The key reason is that the vast majority of us humans need validation. There is a kind of myth that we can or should be able to ‘do it alone.’
But this simply isn’t true. We are social creatures and we need to have our experiences and feelings to be listened to, heard, responded to and valued.
When this doesn’t happen we don’t feel good, and our self-esteem and the relationship can start to suffer.
Fascinating research at the Gottman Institute showed that there is a mechanism at play here that is even more important than the actual words that are being said. This is known as the theory of bids.
A bid is when one person makes engages with another through a look, gesture, touch or words.

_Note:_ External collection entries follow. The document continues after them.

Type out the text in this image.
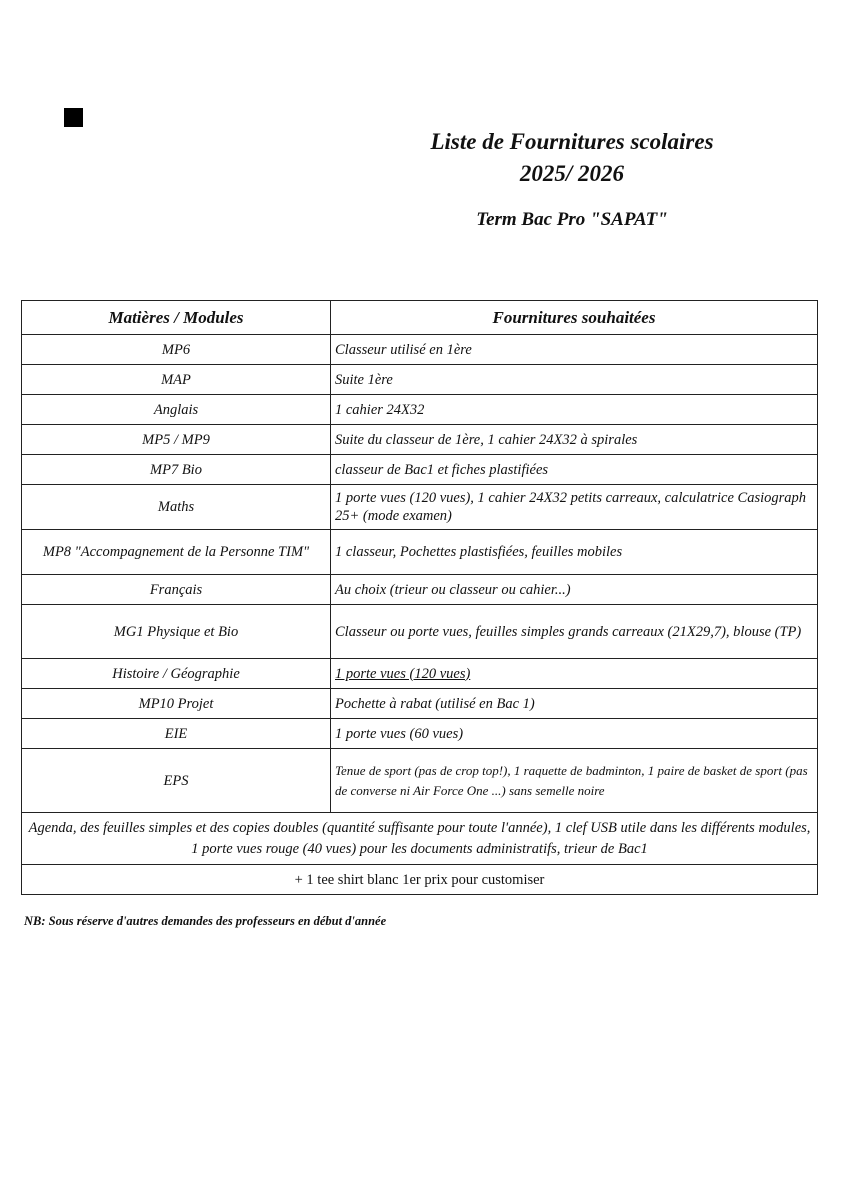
Liste de Fournitures scolaires
2025/ 2026
Term Bac Pro "SAPAT"
Matières / Modules	Fournitures souhaitées
MP6	Classeur utilisé en 1ère
MAP	Suite 1ère
Anglais	1 cahier 24X32
MP5 / MP9	Suite du classeur de 1ère, 1 cahier 24X32 à spirales
MP7 Bio	classeur de Bac1 et fiches plastifiées
Maths	1 porte vues (120 vues), 1 cahier 24X32 petits carreaux, calculatrice Casiograph 25+ (mode examen)
MP8 "Accompagnement de la Personne TIM"	1 classeur, Pochettes plastisfiées, feuilles mobiles
Français	Au choix (trieur ou classeur ou cahier...)
MG1 Physique et Bio	Classeur ou porte vues, feuilles simples grands carreaux (21X29,7), blouse (TP)
Histoire / Géographie	1 porte vues (120 vues)
MP10 Projet	Pochette à rabat (utilisé en Bac 1)
EIE	1 porte vues (60 vues)
EPS	Tenue de sport (pas de crop top!), 1 raquette de badminton, 1 paire de basket de sport (pas de converse ni Air Force One ...) sans semelle noire
Agenda, des feuilles simples et des copies doubles (quantité suffisante pour toute l'année), 1 clef USB utile dans les différents modules, 1 porte vues rouge (40 vues) pour les documents administratifs, trieur de Bac1	
+ 1 tee shirt blanc 1er prix pour customiser	
NB: Sous réserve d'autres demandes des professeurs en début d'année
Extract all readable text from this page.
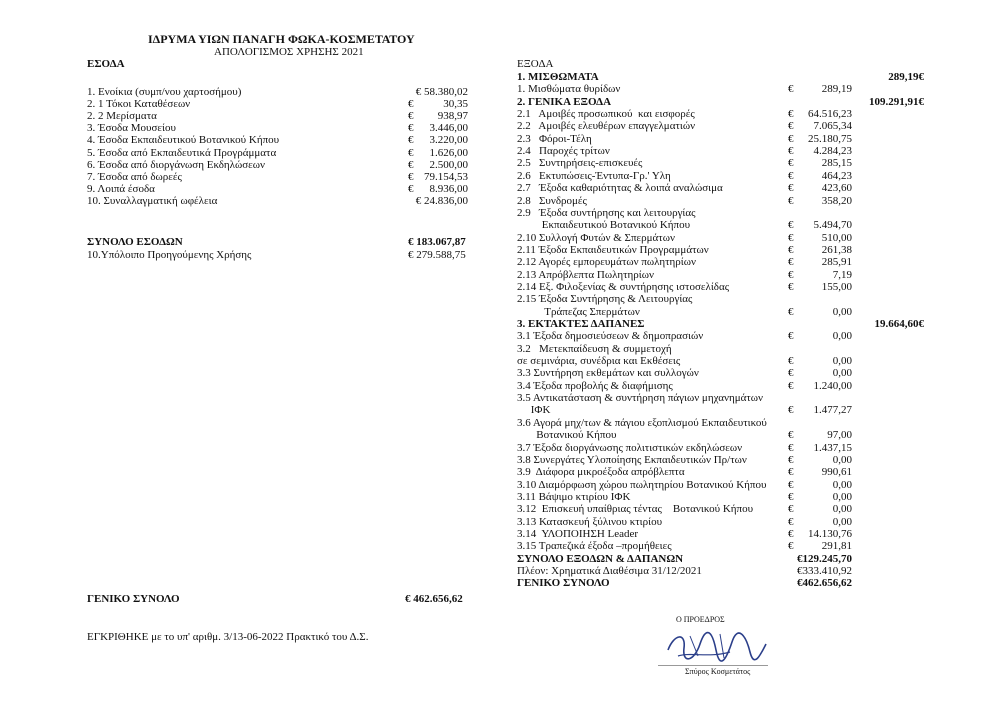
ΙΔΡΥΜΑ ΥΙΩΝ ΠΑΝΑΓΗ ΦΩΚΑ-ΚΟΣΜΕΤΑΤΟΥ
ΑΠΟΛΟΓΙΣΜΟΣ ΧΡΗΣΗΣ 2021
ΕΣΟΔΑ
1. Ενοίκια (συμπ/νου χαρτοσήμου)	€ 58.380,02
2. 1 Τόκοι Καταθέσεων	€	30,35
2. 2 Μερίσματα	€ 938,97
3. Έσοδα Μουσείου	€ 3.446,00
4. Έσοδα Εκπαιδευτικού Βοτανικού Κήπου	€ 3.220,00
5. Έσοδα από Εκπαιδευτικά Προγράμματα	€ 1.626,00
6. Έσοδα από διοργάνωση Εκδηλώσεων	€ 2.500,00
7. Έσοδα από δωρεές	€ 79.154,53
9. Λοιπά έσοδα	€ 8.936,00
10. Συναλλαγματική ωφέλεια	€ 24.836,00
ΣΥΝΟΛΟ ΕΣΟΔΩΝ	€ 183.067,87
10.Υπόλοιπο Προηγούμενης Χρήσης	€ 279.588,75
ΓΕΝΙΚΟ ΣΥΝΟΛΟ	€ 462.656,62
ΕΓΚΡΙΘΗΚΕ με το υπ' αριθμ. 3/13-06-2022 Πρακτικό του Δ.Σ.
ΕΞΟΔΑ
1. ΜΙΣΘΩΜΑΤΑ	289,19€
1. Μισθώματα θυρίδων	€	289,19
2. ΓΕΝΙΚΑ ΕΞΟΔΑ	109.291,91€
2.1   Αμοιβές προσωπικού  και εισφορές	€ 64.516,23
2.2   Αμοιβές ελευθέρων επαγγελματιών	€ 7.065,34
2.3   Φόροι-Τέλη	€ 25.180,75
2.4   Παροχές τρίτων	€ 4.284,23
2.5   Συντηρήσεις-επισκευές	€	285,15
2.6   Εκτυπώσεις-Έντυπα-Γρ.' Υλη	€	464,23
2.7   Έξοδα καθαριότητας & λοιπά αναλώσιμα	€	423,60
2.8   Συνδρομές	€	358,20
2.9   Έξοδα συντήρησης και λειτουργίας
Εκπαιδευτικού Βοτανικού Κήπου	€ 5.494,70
2.10 Συλλογή Φυτών & Σπερμάτων	€	510,00
2.11 Έξοδα Εκπαιδευτικών Προγραμμάτων	€	261,38
2.12 Αγορές εμπορευμάτων πωλητηρίων	€	285,91
2.13 Απρόβλεπτα Πωλητηρίων	€	7,19
2.14 Εξ. Φιλοξενίας & συντήρησης ιστοσελίδας	€	155,00
2.15 Έξοδα Συντήρησης & Λειτουργίας
Τράπεζας Σπερμάτων	€	0,00
3. ΕΚΤΑΚΤΕΣ ΔΑΠΑΝΕΣ	19.664,60€
3.1 Έξοδα δημοσιεύσεων & δημοπρασιών	€	0,00
3.2   Μετεκπαίδευση & συμμετοχή
σε σεμινάρια, συνέδρια και Εκθέσεις	€	0,00
3.3 Συντήρηση εκθεμάτων και συλλογών	€	0,00
3.4 Έξοδα προβολής & διαφήμισης	€ 1.240,00
3.5 Αντικατάσταση & συντήρηση πάγιων μηχανημάτων
ΙΦΚ	€ 1.477,27
3.6 Αγορά μηχ/των & πάγιου εξοπλισμού Εκπαιδευτικού
Βοτανικού Κήπου	€	97,00
3.7 Έξοδα διοργάνωσης πολιτιστικών εκδηλώσεων	€ 1.437,15
3.8 Συνεργάτες Υλοποίησης Εκπαιδευτικών Πρ/των	€	0,00
3.9  Διάφορα μικροέξοδα απρόβλεπτα	€	990,61
3.10 Διαμόρφωση χώρου πωλητηρίου Βοτανικού Κήπου €	0,00
3.11 Βάψιμο κτιρίου ΙΦΚ	€	0,00
3.12  Επισκευή υπαίθριας τέντας    Βοτανικού Κήπου	€	0,00
3.13 Κατασκευή ξύλινου κτιρίου	€	0,00
3.14  ΥΛΟΠΟΙΗΣΗ Leader	€ 14.130,76
3.15 Τραπεζικά έξοδα –προμήθειες	€	291,81
ΣΥΝΟΛΟ ΕΞΟΔΩΝ & ΔΑΠΑΝΩΝ	€129.245,70
Πλέον: Χρηματικά Διαθέσιμα 31/12/2021	€333.410,92
ΓΕΝΙΚΟ ΣΥΝΟΛΟ	€462.656,62
Ο ΠΡΟΕΔΡΟΣ
Σπύρος Κοσμετάτος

Essentially they are saying ‘I want to connect with you’.
In response to this we can either turn towards the bid, turn away from it or turn against it.
Unsurprisingly turning towards the bid builds and strengthens a relationship and turning away from or against a bid undermines it.
But its not just saying yes to the other person.
The secret really lies in understanding the emotional connection the other person is trying to make and responding to that.
Not always easy, but over time we can start to understand the emotional language of bids that people we care about communicate with. And this creates a much deeper sense of connection.
So maybe you’re already doing this pretty well although of course our skills can always be improved.
But what if the other person is not and does not seem to care about the bids you’re making.
Of course the nuclear option is a possibility as is a forceful argument. But these extreme actions can often take things into a negative trajectory that can just become repetitive and damaging for both sides.
But there is another way that can also be extremely effective.
In his book ‘Never Split the Difference’ former FBI negotiator Chris Voss talks about the importance of mirroring back to the person using the last few words that they say.
The reason is that this allows the person being mirrored- in his case someone who is often highly stressed (the hostage taker)- to start to feel safe.
This then allows some kind of connection and then communication to be made. This is the key to all hostage negotiations ending peacefully.
We can apply something similar in conversations with people close to us who are not responding in the way we like.
This mirroring works great in just about any situation. We engage with the person, create the connection through mirroring and can then use this as a bridge to more connection.
Once you understand the theory of bids it becomes much easier to become a better listener and also start to develop the skill of making your bids more engaging for the other person.
Then mirroring can start to create more connection which you can then direct to an area
You may wonder why you should make all the effort.
The reason is that this way you take the situation into your own hands. This is not only much more creative and satisfying but is a much faster route to finding out whether the relationship is really going to work.
Or whether you should start making for the door.